Proteins comprise about half of the dry weight of most cells and include the many structural proteins, catalysts, receptors and signaling proteins responsible for cell function. To understand cell function, scientists often want to analyze the protein composition of cells. Protein analysis begins with the preparation of a cell extract, ideally under conditions that minimize protein degradation. Preparing good cell extracts is something of an art, and many factors need to be considered during the design of an extraction protocol.
In this course, we will be analyzing protein function in yeast. An average haploid yeast cell contains ~6 pg protein (Sherman, 2002). Although yeast cells have many advantages for genetic studies, they are notoriously difficult to use for biochemical studies. Nonetheless, scientists have been able to develop procedures for extracting yeast proteins that circumvent these experimental barriers.

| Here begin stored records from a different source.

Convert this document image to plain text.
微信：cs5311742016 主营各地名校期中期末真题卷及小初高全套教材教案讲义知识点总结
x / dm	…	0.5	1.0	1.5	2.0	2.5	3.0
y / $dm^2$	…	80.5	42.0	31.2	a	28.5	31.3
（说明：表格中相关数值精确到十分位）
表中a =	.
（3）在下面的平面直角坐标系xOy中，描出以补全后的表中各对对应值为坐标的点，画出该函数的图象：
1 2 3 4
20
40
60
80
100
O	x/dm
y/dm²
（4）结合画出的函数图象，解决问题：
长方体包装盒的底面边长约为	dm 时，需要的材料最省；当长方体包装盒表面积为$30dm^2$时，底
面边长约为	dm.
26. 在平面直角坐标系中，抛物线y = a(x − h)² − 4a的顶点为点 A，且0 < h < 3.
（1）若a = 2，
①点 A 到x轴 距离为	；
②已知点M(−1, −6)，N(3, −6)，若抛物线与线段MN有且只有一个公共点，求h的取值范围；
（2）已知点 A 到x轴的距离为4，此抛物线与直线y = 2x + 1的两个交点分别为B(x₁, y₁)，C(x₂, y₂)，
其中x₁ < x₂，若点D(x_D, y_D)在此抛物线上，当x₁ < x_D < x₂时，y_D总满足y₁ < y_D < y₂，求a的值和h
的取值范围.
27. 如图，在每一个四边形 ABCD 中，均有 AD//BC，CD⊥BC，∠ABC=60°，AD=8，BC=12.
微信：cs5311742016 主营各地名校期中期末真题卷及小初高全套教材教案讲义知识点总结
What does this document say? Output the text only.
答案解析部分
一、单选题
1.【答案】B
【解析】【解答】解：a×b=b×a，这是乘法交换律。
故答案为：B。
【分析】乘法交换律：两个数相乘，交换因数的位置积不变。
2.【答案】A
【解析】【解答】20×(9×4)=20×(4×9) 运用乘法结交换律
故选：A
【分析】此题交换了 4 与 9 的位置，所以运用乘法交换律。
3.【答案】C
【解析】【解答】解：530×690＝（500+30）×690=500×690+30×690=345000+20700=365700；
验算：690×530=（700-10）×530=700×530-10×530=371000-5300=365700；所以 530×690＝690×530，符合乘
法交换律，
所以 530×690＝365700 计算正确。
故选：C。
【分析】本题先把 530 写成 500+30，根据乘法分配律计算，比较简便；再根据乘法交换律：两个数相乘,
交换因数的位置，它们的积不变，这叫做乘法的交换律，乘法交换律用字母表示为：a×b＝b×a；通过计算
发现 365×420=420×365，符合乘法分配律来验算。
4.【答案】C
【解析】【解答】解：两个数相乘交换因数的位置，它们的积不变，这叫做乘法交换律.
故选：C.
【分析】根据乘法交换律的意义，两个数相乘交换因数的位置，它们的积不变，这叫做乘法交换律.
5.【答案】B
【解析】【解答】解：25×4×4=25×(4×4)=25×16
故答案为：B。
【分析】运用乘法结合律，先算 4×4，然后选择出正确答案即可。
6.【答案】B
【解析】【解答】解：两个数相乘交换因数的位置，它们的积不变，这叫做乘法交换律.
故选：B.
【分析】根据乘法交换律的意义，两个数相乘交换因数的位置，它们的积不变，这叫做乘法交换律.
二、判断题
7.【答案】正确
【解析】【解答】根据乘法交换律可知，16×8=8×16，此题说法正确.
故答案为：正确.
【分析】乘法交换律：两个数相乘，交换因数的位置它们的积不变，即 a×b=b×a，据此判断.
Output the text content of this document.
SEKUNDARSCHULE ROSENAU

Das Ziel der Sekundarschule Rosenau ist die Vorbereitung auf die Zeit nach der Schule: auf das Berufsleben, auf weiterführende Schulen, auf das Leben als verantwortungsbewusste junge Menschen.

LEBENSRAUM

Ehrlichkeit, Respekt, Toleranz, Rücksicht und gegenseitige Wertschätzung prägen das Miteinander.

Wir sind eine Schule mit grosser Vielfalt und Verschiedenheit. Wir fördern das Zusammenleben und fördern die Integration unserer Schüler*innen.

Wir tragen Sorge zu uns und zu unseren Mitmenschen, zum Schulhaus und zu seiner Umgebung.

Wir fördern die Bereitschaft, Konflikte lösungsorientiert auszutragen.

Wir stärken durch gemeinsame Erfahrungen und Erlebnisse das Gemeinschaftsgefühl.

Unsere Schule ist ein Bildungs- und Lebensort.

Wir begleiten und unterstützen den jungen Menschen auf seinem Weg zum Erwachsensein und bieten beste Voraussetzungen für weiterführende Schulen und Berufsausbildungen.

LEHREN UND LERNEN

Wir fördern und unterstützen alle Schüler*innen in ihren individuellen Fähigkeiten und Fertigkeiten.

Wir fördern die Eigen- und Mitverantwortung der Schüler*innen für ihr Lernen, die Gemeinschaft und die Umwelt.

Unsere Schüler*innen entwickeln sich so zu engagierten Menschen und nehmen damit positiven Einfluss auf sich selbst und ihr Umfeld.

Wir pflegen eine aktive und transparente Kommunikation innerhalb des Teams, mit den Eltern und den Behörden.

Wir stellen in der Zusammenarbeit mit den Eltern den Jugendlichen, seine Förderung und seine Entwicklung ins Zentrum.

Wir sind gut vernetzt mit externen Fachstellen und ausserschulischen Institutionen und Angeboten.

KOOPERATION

The first consideration in designing an extraction procedure is the compartmentalization of cells. All cells are surrounded by a plasma membrane and eukaryotic cells contain additional membranes that surround organelles. Fungal cells also have cellulose-based cell walls that protect the cells against mechanical and osmotic forces. Cell extraction procedures begin with the disruption of the plasma membrane and cell wall by mechanical and/or chemical treatments. Mechanical disruption of yeast cells must be fairly vigorous because their cell walls are very tough. Mechanical methods commonly used to disrupt yeast include sonication, high pressure, and “beating” with glass beads. These vigorous treatments run the risk of damaging proteins because of the heat and foaming generated during the processes.
Chemical treatments offer a gentler alternative to mechanical disruption for preparing extracts. Chemical extraction procedures frequently include detergents that solubilize membrane lipids, thereby allowing proteins to diffuse out of the cell. Most detergents do not discriminate between intracellular and plasma membranes, so a detergent extract usually contains proteins from multiple organelles as well as cytoplasmic proteins. In this experiment, we will use sodium dodecyl sulfate (SDS) as the detergent. SDS is a denaturing detergent that unfolds protein structures by breaking the thousands of weak bonds that normally stabilize protein structures. The proteins are converted to random coils coated along their lengths by negatively charged SDS molecules.
When preparing extracts, care must be taken to protect proteins from degradation by cellular proteases. Cells contain proteases with many different specificities that are responsible for normal turnover of proteins in cells. Cell disruption often releases proteases from compartments such as lysosomes, providing them access to cytoplasmic proteins. Yeast are notoriously rich in proteases. In an intact yeast cell, many of these proteases are located in the yeast vacuole, which is analogous to the mammalian lysosome. The protocol that we will use in this course (Amberg
et al., 2005) uses a combination of heat and SDS to rapidly destroy the yeast proteases. Cell suspensions are immediately plunged into a boiling water bath after the addition of SDS. Extracts prepared by this method are suitable for electrophoresis and western blot analysis.